The friendly nature is not for everyone and needs to be sourced but if you stayed in Winton Caravan Park before you will know what I am saying. A caravan park is not just a place to park your camper trailer or caravan, oh no – it’s a social event that happens every night. They throw on some snags, call in some bush poets or a bush band or someone who knows some good bush stories, there is a bit of a theme here really, and invite the people along. The laughter goes on into the night, not sure if it’s the bush poets or the copious amounts of wine and beer that gets drunk, or a combination of both. However sometimes it is time to hit the hay early and not join the fun, that’s all ok as well.
Mind you the caravan parks are pretty basic out west, and because of the lack of rain and the constant heat most are just dirt with a few trees and a very roughly marked area where to park yourselves overnight. The toilets and showers are also rough, they are always clean, but are a bit run down generally. We were in Longreach in mid July (winter) and the temperatures was quite warm at 28 degrees C and Hughenden was 33 degrees C so you can imagine everything out here gets pretty well baked all year round. So I guess the park owners need to do something to keep the people coming back, and having a social event every night sure does the trick. I for one will be heading back again.

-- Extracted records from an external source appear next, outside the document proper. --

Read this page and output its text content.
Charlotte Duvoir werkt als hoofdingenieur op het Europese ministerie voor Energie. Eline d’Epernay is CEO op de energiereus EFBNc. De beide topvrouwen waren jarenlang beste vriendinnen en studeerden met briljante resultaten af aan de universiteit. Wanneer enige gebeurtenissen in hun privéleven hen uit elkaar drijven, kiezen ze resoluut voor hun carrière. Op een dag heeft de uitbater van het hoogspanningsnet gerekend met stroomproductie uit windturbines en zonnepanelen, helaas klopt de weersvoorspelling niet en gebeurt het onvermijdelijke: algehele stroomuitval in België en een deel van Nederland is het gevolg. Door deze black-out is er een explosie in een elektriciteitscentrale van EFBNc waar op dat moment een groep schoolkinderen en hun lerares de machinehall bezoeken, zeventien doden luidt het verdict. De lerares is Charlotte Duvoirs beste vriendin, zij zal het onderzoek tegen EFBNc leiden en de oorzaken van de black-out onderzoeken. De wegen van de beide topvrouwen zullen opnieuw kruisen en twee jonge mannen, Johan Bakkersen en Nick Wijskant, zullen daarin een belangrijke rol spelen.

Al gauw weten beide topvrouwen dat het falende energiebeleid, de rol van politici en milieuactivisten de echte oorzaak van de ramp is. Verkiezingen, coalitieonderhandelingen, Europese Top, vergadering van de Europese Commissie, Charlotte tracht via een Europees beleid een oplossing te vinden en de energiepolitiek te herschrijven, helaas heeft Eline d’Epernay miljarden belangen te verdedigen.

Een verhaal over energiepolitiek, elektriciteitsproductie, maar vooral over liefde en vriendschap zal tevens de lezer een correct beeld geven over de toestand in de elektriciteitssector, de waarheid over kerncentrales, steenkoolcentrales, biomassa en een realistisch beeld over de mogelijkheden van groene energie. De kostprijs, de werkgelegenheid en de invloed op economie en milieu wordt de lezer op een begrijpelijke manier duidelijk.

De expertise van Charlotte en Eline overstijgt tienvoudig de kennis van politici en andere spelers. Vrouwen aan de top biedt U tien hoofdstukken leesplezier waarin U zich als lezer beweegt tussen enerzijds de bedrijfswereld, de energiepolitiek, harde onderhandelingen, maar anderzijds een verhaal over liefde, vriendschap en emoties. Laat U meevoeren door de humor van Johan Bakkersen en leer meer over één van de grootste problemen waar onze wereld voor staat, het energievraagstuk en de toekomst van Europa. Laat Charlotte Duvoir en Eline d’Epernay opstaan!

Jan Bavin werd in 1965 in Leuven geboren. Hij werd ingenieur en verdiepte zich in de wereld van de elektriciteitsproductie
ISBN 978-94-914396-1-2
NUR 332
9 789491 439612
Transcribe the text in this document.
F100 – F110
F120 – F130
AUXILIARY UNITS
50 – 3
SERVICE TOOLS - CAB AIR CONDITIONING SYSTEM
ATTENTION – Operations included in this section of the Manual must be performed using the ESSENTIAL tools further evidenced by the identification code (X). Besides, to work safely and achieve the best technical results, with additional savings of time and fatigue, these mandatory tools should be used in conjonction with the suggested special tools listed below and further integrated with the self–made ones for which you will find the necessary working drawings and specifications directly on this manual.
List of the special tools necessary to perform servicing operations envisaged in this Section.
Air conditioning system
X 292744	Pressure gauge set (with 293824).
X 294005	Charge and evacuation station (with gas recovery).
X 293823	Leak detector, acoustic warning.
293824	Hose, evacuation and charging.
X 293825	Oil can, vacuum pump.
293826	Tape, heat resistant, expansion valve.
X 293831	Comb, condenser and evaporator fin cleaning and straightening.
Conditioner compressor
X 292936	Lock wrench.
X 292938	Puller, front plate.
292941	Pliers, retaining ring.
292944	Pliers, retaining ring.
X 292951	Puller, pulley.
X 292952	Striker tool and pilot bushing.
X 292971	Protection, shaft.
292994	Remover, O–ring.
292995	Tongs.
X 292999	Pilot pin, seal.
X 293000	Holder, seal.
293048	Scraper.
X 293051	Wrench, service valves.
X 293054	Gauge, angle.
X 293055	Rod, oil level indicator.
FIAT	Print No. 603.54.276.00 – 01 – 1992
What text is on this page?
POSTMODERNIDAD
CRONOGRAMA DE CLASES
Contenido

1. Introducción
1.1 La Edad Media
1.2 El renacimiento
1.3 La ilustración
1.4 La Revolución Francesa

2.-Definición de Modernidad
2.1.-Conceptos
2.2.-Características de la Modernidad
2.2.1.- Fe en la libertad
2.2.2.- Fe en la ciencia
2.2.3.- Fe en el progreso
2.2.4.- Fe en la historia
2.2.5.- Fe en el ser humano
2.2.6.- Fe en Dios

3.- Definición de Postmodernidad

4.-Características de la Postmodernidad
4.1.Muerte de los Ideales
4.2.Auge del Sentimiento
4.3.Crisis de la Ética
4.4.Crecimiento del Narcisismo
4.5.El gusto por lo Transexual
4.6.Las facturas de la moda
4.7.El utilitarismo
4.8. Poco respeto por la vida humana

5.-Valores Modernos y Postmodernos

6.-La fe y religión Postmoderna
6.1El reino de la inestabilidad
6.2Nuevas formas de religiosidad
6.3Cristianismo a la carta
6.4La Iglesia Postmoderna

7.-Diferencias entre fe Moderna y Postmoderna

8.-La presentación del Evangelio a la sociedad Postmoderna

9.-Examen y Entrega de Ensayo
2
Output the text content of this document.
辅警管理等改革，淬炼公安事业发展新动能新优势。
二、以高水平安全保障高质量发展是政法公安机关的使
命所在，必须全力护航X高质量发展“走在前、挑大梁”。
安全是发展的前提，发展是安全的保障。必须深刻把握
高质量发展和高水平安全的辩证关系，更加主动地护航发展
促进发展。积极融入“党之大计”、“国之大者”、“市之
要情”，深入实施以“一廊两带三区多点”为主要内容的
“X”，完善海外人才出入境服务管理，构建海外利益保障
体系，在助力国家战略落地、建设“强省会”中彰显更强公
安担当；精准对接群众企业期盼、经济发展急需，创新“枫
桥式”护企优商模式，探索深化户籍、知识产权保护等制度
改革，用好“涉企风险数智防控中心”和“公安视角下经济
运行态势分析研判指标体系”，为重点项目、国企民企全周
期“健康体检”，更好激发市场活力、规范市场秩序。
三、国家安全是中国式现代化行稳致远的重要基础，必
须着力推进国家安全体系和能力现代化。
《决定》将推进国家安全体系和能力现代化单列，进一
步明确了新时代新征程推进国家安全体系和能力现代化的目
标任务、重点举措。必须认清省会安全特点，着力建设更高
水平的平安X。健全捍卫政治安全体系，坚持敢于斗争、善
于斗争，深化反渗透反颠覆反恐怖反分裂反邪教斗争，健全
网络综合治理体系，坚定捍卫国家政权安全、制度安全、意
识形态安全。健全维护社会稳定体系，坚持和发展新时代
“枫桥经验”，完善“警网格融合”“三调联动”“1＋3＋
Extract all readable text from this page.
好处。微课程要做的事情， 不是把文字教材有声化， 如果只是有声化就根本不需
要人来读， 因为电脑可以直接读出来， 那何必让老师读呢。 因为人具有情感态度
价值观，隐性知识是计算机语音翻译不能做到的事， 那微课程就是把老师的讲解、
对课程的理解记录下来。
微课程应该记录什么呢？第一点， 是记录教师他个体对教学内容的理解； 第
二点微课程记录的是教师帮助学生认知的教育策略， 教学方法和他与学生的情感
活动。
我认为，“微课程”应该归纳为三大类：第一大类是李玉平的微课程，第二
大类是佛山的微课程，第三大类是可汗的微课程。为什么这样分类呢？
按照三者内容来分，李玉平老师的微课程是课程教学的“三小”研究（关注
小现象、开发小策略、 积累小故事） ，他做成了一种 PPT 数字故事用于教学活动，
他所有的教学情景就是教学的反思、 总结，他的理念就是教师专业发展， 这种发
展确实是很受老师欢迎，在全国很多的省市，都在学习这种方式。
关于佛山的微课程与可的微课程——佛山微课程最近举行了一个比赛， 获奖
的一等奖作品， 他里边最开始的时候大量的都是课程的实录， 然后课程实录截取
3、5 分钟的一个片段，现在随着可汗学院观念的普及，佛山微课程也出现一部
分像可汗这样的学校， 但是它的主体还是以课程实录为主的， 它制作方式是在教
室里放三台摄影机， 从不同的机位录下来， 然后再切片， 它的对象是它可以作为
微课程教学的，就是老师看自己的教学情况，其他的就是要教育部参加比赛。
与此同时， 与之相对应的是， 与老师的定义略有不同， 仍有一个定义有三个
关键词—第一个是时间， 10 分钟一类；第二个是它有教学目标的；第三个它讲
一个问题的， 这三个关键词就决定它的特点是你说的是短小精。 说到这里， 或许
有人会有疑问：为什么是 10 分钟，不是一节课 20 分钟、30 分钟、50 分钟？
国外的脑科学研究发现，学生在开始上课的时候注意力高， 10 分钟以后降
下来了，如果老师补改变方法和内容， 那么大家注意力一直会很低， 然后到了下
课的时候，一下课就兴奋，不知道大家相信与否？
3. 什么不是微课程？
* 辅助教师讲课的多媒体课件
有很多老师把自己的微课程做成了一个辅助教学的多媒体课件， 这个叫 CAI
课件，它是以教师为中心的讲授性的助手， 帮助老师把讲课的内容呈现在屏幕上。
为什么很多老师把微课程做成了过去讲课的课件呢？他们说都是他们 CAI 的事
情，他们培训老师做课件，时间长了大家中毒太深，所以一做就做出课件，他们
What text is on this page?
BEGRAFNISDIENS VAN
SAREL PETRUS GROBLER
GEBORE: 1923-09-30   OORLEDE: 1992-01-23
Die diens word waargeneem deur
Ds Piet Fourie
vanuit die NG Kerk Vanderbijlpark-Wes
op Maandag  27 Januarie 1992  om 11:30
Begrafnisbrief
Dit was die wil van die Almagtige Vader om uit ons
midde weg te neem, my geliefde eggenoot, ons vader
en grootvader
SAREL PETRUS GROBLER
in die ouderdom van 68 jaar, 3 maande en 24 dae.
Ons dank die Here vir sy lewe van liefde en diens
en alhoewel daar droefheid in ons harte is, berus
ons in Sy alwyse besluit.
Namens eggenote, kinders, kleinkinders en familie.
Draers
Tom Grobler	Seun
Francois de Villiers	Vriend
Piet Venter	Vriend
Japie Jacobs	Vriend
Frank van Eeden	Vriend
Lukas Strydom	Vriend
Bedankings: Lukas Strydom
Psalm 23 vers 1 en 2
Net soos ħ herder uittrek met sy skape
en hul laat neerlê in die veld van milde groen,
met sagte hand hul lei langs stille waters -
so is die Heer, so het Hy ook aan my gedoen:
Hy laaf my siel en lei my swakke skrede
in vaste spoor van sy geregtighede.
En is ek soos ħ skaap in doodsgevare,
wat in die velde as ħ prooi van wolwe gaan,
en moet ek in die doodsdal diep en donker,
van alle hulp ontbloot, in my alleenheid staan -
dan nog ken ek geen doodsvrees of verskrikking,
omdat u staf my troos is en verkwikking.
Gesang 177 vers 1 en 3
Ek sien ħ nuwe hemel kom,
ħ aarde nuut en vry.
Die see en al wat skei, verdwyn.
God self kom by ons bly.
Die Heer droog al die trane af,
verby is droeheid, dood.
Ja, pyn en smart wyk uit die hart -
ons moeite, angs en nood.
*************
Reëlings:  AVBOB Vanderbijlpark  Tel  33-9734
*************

We left Hughenden’s hot weather and headed towards the coast, the roads go busier and before long the waving between cars got less and less before cutting out altogether. People travelling on the roads became more impatient and some just plain rude. The caravan parks became just that, a place to park your vans overnight. Yes they had grass, lovely grass, and updated amenities, and jumping pillows, and pools with water in them, but something was missing, the social events and maybe the friendliness. We were in the hustle and bustle of the city!
So what’s different? In the matter of 300km’s how come such a change? Have they really changed? Its definitely more popular spot on the coast, Townsville is a large city with more to offer the tourist, and what more it attracts a different kinds of traveler. The camp site next to us was occupied by overseas tourists on many occasions when we were along the coast, they were friendly however the language barrier tend to make conversation harder. I think too with the population 7 to 10 times more than the average country towns we visited in Townsville than outback Queensland town, maybe that’s go a lot to do with it. We found the same time and time again along the coast, and started to learn to keep to ourselves, maybe this is how it just is. Then we discovered two more places along the coast that bucked the trend somewhat- a town called 1770 and Rainbow Beach, sleepy little towns and villages off the beaten track a bit, where we found things where different, laid back, time lost some of its meaning and people started talking again- “hello how are you?” “Where are you heading?” and “how long are you staying?”. Just the perfect spots to wind up our month on the road.